When Missing Becomes Structure: Intent-Preserving Policy Completion from Financial KOL Discourse
For quantitative traders and financial AI researchers, this work provides a principled method to leverage noisy KOL discourse for automated trading, but the contribution is incremental as it applies offline RL to a known problem.
The paper addresses the problem of converting financial KOL discourse into executable trading strategies without injecting assumptions about unspecified execution decisions. The proposed KICL framework achieves the best return and Sharpe ratio on YouTube and X data (2022-2025), with an 18.9% return improvement over the KOL-aligned baseline.

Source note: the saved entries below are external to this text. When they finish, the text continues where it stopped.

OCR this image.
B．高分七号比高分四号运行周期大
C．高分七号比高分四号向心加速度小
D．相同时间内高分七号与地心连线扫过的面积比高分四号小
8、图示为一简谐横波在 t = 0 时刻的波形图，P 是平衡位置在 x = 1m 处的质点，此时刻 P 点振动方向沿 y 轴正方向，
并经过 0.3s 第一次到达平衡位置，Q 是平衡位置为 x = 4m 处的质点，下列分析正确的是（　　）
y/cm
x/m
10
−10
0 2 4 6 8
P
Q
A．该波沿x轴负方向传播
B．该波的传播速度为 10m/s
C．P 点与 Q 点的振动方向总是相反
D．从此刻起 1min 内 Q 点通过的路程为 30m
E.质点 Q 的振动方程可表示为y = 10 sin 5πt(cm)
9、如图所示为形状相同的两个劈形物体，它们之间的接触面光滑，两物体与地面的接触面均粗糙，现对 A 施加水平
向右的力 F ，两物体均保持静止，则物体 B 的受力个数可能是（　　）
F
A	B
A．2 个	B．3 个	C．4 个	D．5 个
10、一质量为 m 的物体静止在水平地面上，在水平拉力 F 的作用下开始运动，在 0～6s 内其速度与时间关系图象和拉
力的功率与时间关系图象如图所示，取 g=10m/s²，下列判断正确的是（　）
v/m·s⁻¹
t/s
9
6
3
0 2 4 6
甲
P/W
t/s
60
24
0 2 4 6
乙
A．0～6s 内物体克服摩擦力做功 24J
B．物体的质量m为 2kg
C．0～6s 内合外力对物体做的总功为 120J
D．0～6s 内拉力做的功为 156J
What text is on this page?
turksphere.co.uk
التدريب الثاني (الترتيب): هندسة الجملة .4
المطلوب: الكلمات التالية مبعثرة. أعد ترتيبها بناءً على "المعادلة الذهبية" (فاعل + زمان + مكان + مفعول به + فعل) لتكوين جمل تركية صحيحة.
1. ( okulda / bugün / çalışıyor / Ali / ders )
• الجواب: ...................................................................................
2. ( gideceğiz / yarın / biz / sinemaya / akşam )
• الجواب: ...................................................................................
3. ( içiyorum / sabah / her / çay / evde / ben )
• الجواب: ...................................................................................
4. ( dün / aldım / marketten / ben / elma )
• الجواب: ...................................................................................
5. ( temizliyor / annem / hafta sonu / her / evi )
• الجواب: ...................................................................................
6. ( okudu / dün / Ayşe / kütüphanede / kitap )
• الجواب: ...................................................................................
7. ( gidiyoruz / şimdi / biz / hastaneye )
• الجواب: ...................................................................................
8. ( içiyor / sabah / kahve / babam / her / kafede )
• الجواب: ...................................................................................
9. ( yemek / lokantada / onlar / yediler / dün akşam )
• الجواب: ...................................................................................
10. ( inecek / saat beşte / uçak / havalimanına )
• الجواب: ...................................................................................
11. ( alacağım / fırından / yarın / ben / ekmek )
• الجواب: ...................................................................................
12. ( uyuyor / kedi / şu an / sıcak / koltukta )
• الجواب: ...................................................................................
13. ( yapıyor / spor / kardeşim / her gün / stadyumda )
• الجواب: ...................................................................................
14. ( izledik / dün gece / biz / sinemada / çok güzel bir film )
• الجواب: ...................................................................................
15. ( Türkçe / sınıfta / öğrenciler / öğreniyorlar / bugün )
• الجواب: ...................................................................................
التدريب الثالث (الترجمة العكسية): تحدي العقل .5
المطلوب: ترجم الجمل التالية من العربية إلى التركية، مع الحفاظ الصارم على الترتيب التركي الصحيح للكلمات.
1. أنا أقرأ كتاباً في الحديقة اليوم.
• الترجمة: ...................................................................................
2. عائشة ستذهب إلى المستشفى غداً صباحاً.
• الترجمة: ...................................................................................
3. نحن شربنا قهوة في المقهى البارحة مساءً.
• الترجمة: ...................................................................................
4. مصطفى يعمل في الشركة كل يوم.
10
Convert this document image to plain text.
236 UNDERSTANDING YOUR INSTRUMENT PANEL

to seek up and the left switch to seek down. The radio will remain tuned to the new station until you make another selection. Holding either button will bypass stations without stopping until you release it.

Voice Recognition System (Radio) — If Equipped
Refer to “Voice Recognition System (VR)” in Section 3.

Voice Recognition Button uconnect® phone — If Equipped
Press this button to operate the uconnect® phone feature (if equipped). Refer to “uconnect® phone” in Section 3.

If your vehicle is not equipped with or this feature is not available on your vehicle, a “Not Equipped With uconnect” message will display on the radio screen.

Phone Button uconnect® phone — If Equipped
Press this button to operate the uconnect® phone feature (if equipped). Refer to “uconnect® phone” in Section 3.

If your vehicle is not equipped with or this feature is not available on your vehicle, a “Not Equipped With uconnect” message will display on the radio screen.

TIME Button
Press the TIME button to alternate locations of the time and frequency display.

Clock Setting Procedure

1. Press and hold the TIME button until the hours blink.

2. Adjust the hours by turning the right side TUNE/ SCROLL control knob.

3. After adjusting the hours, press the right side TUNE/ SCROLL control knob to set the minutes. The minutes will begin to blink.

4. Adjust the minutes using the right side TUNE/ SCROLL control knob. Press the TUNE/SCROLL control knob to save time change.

Key Opinion Leader (KOL) discourse on social media is widely consumed as investment guidance, yet turning it into executable trading strategies without injecting assumptions about unspecified execution decisions remains an open problem. We observe that the gaps in KOL statements are not random deficiencies but a structured separation: KOLs express directional intent (what to buy or sell and why) while leaving execution decisions (when, how much, how long) systematically unspecified. Building on this observation, we propose an intent-preserving policy completion framework that treats KOL discourse as a partial trading policy and uses offline reinforcement learning to complete the missing execution decisions around the KOL-expressed intent. Experiments on multimodal KOL discourse from YouTube and X (2022-2025) show that KICL achieves the best return and Sharpe ratio on both platforms while maintaining zero unsupported entries and zero directional reversals, and ablations confirm that the full framework yields an 18.9% return improvement over the KOL-aligned baseline.